At least 300 people were waiting in line inside the San Jose Convention Center for one of the sessions I couldn't get in. I can hear it now: “What a great problem to have.” I’m not so sure. I wonder if staying home and streaming the sessions would be easier next year.
The energy was insane
All that complaining aside, the energy at the show was the highest of any tech conference I’ve attended in my career. I bumped into an old friend who said the same thing: It tops the Interop conference energy of the late ‘90s and early 2000s. The expo area was nuts. They even had an overflow expo center for smaller companies and startups—THAT WAS INSANE!
What else this old exec comms guy saw
I said it last year, and I’ll say it again: Jensen is the best CEO or spokesperson I’ve ever seen present in person.

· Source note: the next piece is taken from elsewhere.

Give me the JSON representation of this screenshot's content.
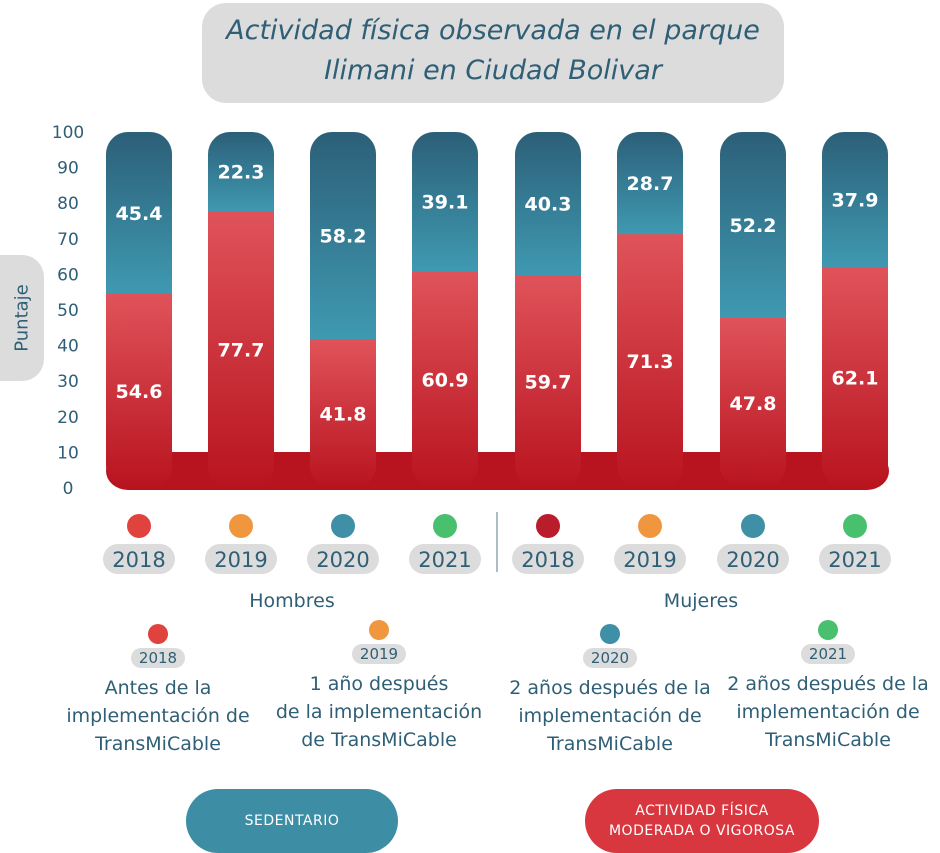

That crazy guy gets on stage, admits he has no backstop or safety net, no teleprompter, and then presents a two-and-half-hour, world-class keynote presentation on his own. His depth of knowledge is unparalleled. He spanned multiple topic areas with expert knowledge. No verbal fillers. Perfect levels of self-deprecation and humor.
Learn from Saturday Night Live
That said, no audience deserves to spend two and a half hours listening to super-deep technical information. It becomes an overstuffed sausage, and no one wants that.
On the way to San Jose, I watched Saturday Night and remember seeing the bulletin board with names of all the sketches and bits organized on it. There was WAY too much content lined up for the first SNL. Jensen needs to cut deep and create teasers for the conference sessions.
A deep sense of pride for NVIDIA
NVIDIA is one of the wild American success stories. As an American, I’m so proud of what Jensen and his company have accomplished and what they have yet to accomplish but will. It’s what makes this country so special.
For NVIDIA, it hasn’t been a linear journey. And that’s what makes NVIDIA so great.